KONTEKS.CO.ID – Rekor suhu dunia. Layanan Perubahan Iklim Uni Eropa Copernicus mengatakan, mulai Juni ini mereka melihat suhu udara permukaan global memecahkan rekor panas untuk periode tersebut.
“Suhu rata-rata global pada awal Juni adalah yang terhangat yang pernah tercatat untuk periode tersebut, mengalahkan rekor sebelumnya dengan margin yang substansial,” kata Unit Pemantauan Iklim Uni Eropa, disitat Al Jazeera, Jumat 16 Juni 2023.
“Dunia baru saja mengalami rekor terpanas pada awal Juni,” kata Samantha Burgess, Wakil Direktur Layanan Perubahan Iklim Copernicus (C3S), dalam sebuah pernyataan pada hari Kamis.
“Suhu udara permukaan rata-rata global untuk hari-hari pertama Juni 2023 adalah yang tertinggi dalam catatan data ERA5 untuk awal Juni dengan selisih yang substansial,” kata Unit Copernicus, mencatat bahwa beberapa data kembali ke tahun 1950.
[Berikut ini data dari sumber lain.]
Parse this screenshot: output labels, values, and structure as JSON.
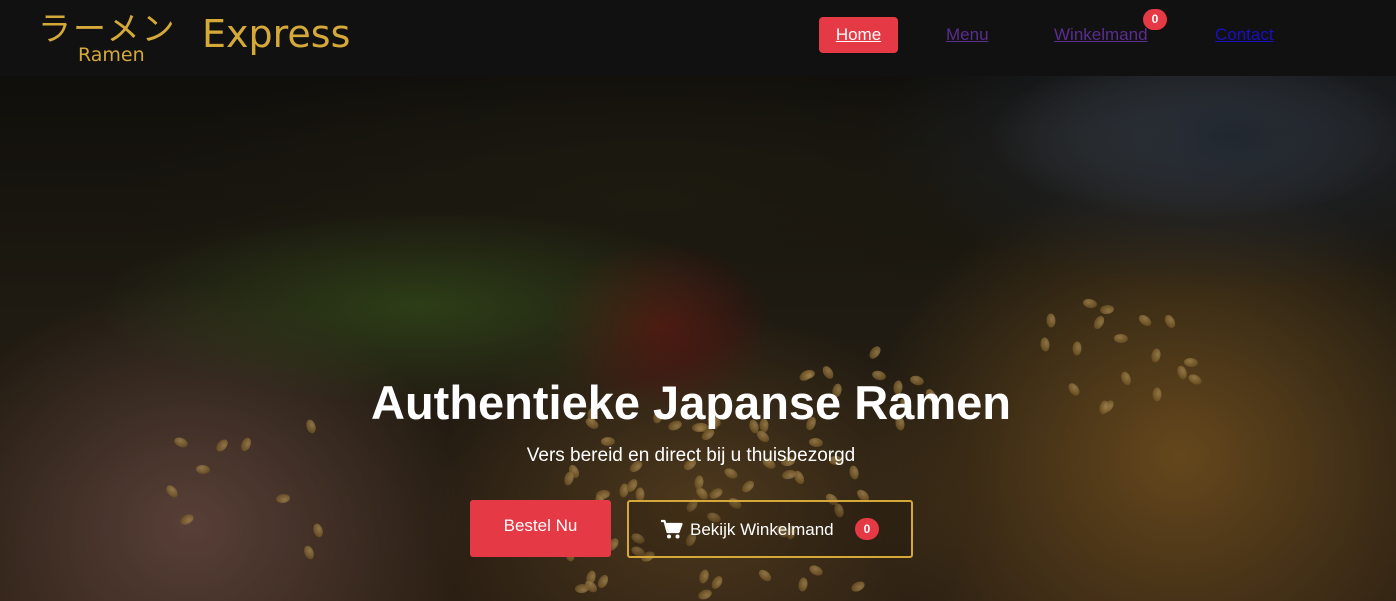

Temperatur telah turun sejak itu. Tetapi para ahli mengatakan, lonjakan singkat pada awal Juni menandai rekor panas global baru untuk bulan Juni. Serta menunjukkan lebih banyak ekstrem di masa depan saat planet ini memasuki fase El Niño yang dapat berlangsung bertahun-tahun.
Pemantauan Rekor Suhu Dunia
Para peneliti di Unit Copernicus UE melaporkan, pada awal Juni suhu udara permukaan global naik 1,5 derajat Celcius (2,7 Fahrenheit) di atas tingkat pra-industri untuk pertama kalinya.
Itu adalah ambang batas yang menurut pemerintah akan mereka coba untuk tetap di dalam pada KTT 2015 di Paris.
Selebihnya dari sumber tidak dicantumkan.